The changes in the intervening six years have been significant. Detainees can be divided into those whose behaviour is generally compliant with the rules, and those who are non-compliant. In 2006, about 80 per cent of detainees were non-compliant, a percentage that has basically reversed since then. Several independent interviews with Gitmo officials established that compliance rates at Camps Five and Six, the two remaining camps for conventional detainees, were now about 80 per cent (those dubbed “high-value detainees” are kept in Camp Seven, which is off limits to the media). The increase in compliance rates can be seen by detainees’ living patterns. Today, Camp Six, which is modelled on a prison in Lenawee County, Michigan, is entirely comprised of communal living, while Camp Five, modelled on a prison in Terre Haute, Indiana, features both single-cell detention and also a communal wing. 80 per cent of detainees are held in communal living areas, which is seen as a reward for compliant behaviour.
I spoke at length with Zak, a senior cultural adviser of Jordanian origin at the detention facilities. He thought that much of the change in compliance was because detainees had been given a different incentive structure. “By listening to the detainees over the years, we have managed to understand how to give them something valuable”, he said. When Zak first arrived in 2005, detainees were perhaps given one hour of recreation out of their cells; now they have 20 hours of access per day to the recreation yard at Camp Six. In addition to outdoor time, those in communal living facilities are given 24 hours a day of free movement within the block where they live (see Figure 1, illustrating communal living facilities in Camp Six).
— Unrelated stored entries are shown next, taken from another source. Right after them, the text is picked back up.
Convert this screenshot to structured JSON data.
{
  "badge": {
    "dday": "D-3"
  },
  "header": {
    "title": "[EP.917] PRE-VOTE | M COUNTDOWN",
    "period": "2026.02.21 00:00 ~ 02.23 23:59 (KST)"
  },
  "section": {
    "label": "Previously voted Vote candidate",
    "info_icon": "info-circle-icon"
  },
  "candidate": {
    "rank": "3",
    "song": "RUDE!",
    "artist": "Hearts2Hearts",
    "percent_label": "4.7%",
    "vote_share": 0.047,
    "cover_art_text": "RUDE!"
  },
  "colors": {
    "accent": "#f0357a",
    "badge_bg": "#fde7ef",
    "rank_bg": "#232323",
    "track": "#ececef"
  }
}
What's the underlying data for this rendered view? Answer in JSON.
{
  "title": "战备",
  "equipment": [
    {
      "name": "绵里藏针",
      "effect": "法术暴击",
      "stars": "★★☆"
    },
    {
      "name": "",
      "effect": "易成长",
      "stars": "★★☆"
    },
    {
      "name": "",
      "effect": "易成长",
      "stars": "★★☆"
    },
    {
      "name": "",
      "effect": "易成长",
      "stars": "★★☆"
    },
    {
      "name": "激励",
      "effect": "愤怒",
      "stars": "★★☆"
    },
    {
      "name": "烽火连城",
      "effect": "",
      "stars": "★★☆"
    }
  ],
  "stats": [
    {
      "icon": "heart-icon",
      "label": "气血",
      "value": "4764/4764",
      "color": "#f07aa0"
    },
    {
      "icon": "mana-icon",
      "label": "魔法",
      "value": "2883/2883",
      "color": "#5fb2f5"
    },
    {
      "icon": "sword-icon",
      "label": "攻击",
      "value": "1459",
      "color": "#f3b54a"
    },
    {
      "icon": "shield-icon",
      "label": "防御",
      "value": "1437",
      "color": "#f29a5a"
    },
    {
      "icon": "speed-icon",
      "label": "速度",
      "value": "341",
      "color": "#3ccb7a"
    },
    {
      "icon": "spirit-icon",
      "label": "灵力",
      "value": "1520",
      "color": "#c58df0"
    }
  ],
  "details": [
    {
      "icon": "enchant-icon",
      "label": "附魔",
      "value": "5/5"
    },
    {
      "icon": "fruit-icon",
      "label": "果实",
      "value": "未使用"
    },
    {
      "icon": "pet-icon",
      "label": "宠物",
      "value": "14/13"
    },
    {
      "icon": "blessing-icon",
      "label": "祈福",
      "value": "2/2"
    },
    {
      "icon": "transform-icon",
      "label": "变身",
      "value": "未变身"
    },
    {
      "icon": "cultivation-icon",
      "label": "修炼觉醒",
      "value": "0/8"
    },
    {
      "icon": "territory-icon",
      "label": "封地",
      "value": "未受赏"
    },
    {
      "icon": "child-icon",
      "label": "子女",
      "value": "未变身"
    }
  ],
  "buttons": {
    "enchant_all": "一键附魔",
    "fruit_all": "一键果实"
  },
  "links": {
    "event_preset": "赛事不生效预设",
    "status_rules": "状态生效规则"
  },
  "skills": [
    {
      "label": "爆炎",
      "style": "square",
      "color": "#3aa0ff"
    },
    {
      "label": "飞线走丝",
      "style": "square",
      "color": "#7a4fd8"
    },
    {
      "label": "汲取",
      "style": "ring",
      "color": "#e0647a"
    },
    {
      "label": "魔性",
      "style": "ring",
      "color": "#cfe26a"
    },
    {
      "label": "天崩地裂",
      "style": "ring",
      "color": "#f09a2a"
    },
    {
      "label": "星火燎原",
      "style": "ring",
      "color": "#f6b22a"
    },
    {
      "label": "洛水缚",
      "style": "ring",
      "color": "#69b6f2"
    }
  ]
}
Detainees have been given access to television, allowed to watch 20 different stations. Their library contains over 30,000 books; and they are provided with educational classes that include language classes, personal health and wellness, computer classes, art classes, and, most quixotically, courses on job interviews and resume writing. From Zak’s perspective, expanding detainees’ freedom of choice has been critical to increasing their compliance. “They want to go to class, we give them class”, he said.